Ihre Künstler jagen musste das Darmstädter Galeristen-Ehepaar Claus Netuschil und Edith Kriz für ihre Themenschau „...Verschneit liegt rings die ganze Welt“ nicht. Sie: „Wir haben fast alle schon mal ausgestellt.“ Er: „Vor ungefähr einem Jahr habe ich die Beiträger erstmals angetippt“. Nun ist er verblüfft: „Um ehrlich zu sein – ich hab’s mir viel weißer vorgestellt.“
Wo wir schon beim Jagen sind: Das berühmteste Winterbild der Kunstgeschichte, eine 1565 von Pieter Breughel dem Älteren gemalte weite Weltlandschaft, ist nicht nur ordentlich verschneit. Nach einer Gruppe Gestalten zwischen kahlen Bäumen im Vordergrund heißt es auch: „Die Heimkehr der Jäger“. Etwas davon klingt an in Karen Shahverdyans Gemälde „Der Weg/Spuren“, auf dessen beiden horizontalen Erzählzonen einmal die drei winzigen Mitglieder einer ins Hochgebirge aufbrechenden Expedition zu sehen sind, das andere Mal nur die von ihnen im tiefen Schnee hinterlassenen Fußspuren. Auf den ersten Blick ist es die gekonnte Trompe-l’oeil-Technik, die an Shahverdyans drei Tafeln fasziniert. Nachhaltiger noch nistet sich ein die Stimmung von Einsamkeit, Ausgesetztheit, Fremdsein gegenüber der Übermacht der Felsengipfel und der Elemente.
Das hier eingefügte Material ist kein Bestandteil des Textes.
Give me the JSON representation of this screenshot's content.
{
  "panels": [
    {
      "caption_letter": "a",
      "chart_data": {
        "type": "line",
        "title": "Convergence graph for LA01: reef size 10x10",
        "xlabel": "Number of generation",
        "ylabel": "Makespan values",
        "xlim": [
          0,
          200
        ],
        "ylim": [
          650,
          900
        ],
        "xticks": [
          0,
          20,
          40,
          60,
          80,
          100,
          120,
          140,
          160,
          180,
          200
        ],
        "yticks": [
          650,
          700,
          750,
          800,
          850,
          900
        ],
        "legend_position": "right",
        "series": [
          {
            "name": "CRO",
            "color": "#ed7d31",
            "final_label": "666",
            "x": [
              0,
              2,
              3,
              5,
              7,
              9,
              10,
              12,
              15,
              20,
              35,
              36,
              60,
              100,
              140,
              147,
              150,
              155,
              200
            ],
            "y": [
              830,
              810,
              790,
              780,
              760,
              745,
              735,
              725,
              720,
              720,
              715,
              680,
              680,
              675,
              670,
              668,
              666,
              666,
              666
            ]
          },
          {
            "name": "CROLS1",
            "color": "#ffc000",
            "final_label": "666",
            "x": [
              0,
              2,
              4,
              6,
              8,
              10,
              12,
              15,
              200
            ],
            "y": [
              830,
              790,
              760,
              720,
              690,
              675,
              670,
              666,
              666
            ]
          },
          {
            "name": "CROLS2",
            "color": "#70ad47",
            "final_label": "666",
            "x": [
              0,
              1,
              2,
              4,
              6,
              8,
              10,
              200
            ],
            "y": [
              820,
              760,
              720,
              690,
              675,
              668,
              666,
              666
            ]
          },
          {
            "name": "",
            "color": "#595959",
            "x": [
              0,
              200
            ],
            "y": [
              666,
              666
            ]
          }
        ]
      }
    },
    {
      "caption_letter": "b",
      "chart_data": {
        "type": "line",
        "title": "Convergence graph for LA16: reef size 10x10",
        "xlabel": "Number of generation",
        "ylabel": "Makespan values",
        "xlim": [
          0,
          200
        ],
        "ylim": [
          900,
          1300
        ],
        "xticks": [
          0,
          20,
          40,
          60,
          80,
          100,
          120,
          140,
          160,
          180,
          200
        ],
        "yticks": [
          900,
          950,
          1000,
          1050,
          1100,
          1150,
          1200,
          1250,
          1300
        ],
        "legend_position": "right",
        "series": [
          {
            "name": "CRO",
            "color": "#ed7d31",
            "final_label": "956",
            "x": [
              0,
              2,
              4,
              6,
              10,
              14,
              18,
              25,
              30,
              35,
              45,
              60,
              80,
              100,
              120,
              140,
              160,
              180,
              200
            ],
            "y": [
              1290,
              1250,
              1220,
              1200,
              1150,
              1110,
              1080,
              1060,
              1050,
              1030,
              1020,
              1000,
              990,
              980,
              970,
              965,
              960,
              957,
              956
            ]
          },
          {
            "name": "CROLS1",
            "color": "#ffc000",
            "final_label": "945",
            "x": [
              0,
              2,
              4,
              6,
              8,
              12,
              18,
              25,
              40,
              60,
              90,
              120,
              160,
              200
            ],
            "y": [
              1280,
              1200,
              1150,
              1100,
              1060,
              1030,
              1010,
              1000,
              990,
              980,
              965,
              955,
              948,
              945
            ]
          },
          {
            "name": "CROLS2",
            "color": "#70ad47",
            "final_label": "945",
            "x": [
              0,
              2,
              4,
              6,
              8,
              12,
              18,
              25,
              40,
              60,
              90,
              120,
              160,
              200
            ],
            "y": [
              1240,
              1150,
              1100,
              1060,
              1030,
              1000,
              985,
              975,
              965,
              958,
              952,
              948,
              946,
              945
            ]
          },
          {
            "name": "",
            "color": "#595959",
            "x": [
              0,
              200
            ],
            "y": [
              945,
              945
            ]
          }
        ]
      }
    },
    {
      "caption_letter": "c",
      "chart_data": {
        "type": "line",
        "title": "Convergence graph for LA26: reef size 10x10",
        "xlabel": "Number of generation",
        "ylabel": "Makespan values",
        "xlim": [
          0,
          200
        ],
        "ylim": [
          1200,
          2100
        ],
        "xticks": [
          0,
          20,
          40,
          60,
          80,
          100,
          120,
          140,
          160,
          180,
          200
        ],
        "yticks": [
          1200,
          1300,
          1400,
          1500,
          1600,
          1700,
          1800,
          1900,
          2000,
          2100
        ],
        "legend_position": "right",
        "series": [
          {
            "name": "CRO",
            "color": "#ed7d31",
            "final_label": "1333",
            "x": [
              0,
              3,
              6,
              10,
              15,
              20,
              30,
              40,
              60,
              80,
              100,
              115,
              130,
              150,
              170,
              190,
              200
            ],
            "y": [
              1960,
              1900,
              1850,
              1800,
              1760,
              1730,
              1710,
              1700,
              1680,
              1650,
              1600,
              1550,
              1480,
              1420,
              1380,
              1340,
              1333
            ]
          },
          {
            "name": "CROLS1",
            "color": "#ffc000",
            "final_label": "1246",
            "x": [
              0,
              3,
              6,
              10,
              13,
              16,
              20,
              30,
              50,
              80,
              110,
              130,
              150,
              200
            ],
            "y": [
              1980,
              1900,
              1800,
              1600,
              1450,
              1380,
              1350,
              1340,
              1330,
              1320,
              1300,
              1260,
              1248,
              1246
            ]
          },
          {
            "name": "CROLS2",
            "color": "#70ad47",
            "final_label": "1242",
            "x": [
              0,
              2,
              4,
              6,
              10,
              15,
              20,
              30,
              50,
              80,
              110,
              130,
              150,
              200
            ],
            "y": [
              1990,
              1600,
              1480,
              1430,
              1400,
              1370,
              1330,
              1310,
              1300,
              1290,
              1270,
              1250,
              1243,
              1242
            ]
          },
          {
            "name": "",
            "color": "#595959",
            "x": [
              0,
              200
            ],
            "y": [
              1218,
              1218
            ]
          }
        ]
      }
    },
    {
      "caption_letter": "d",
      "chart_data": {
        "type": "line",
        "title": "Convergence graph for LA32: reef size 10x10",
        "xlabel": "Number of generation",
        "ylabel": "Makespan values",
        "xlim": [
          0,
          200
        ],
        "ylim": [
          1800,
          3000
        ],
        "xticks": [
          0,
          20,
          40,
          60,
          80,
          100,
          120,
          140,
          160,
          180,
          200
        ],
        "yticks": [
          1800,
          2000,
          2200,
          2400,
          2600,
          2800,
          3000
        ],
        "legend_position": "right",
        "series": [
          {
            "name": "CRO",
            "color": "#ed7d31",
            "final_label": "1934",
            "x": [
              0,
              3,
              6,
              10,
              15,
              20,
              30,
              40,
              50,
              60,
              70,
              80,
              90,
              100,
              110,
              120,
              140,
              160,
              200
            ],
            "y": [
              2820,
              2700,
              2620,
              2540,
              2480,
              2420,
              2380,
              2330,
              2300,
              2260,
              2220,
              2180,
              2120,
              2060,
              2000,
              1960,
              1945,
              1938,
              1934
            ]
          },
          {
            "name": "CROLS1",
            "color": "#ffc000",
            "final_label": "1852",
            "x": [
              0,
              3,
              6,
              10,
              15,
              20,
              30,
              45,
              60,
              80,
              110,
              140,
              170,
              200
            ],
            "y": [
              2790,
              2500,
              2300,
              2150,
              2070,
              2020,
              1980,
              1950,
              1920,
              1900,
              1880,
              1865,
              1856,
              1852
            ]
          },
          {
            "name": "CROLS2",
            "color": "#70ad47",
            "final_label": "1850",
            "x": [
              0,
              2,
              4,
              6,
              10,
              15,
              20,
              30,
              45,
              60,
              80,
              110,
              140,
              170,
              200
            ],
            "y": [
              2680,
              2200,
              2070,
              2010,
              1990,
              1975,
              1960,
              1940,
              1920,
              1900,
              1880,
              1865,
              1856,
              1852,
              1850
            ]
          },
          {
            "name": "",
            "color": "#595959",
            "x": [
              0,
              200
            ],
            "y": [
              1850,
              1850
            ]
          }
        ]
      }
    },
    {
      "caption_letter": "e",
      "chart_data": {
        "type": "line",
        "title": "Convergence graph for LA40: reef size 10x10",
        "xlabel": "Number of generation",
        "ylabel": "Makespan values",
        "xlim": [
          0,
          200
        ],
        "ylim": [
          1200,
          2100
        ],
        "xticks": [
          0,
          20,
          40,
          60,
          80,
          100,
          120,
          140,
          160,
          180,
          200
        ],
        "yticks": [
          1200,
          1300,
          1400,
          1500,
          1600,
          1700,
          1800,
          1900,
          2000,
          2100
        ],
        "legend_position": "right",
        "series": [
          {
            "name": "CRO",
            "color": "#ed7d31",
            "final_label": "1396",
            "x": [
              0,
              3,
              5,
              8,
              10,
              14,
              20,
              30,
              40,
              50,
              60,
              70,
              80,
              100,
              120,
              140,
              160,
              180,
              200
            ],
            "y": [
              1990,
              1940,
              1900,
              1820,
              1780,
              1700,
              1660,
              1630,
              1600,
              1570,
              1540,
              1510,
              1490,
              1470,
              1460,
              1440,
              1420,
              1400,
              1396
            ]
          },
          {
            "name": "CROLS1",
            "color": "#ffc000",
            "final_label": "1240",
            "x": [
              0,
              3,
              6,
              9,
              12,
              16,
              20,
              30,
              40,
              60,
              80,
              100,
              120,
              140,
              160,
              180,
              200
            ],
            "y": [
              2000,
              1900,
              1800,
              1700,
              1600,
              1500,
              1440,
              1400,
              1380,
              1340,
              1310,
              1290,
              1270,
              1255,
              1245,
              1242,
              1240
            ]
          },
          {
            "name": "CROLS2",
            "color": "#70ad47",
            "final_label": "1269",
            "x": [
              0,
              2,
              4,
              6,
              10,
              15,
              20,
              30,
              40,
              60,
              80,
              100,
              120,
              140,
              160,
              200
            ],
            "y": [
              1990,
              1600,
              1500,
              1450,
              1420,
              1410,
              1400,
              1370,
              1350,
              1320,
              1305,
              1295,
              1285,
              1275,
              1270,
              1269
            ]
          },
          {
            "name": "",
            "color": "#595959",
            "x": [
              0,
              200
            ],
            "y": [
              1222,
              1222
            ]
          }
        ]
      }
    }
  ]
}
Voll physischer Verve packt Harry Meyer Gebirgsszenerien an, mit Wirbeln von Farbmasse, hier stockend, dort in Fluss geratend, und koloristisch öfters mit Einsprengseln von Rot, Blau, Gelb im Teig des Weiß. Bekannt dafür, mit den Malmitteln nicht zu geizen, ist auch Christopher Lehmpfuhl. Aus dem Nebeneinander von glatter Leinwand und regelrechten Rotznasen, Achselhöhlen und Fleischgewächsen von Farbe erwächst – über einem vergleichsweise dünn besetzten unteren Streifen – sein „Hafen im Winter (Kiel)“. Auch dieses größte und teuerste Format der Schau weckt Erinnerungen an niederländische Meister. Aber es laviert, rein mit den Fingern gemalt, auch riskant nah vorbei an einer nur scheinradikalen Variante von Ölschinken. Eine Klippe, die Stefan Wehmeyer klar umschifft, dessen Bildvisionen von Hochgebirge sich eher im Zeichnerisch-Suggestiven, Delikaten, partienweise zu Vagen bewegen.
Alle Sorge des Galeristen, zu wenig Weiß zu bieten, müssten zerstieben angesichts der Tatsache, dass der einzige Bildhauer der Auswahl Christofer Kochs seine mit der Motorsäge aus dem Holz geholten Werke vorzugsweise weiß fasst. So die wie aus verschlungenen Tangbündeln aufstrebende Stelenfigur. Der hängend auf die Schultern gesetzte Kopf erlaubt es, darin eine Allegorie auf den Winter zu sehen – eine Jahreszeit, da die Melancholie regiert.
Womit man bei den Temperamenten zurück ist. Was wäre eine Winter-Schau bei Netuschil ohne Gerd Winter? Auch ein als „abstrakt“ gehandelter Künstler wie er lässt sich durchaus inspirieren von Farben und Stimmungen der Landschaft. Jeder, der noch Sorgen wegen eines Weiß-Defizits hegt, sollte Hoffnung schöpfen daraus, dass der Achte im Team dieser Themenschau mit Namen Rudi Weiss daherkommt. Nomen est omen: Viel Weiß ist als schließende Schicht gespachtelt auf dem gegenstandslosen Großformat „Track 9/11“. Doch lugen drunter hundert Farben hervor wie durch Risse in einer Nebelwand.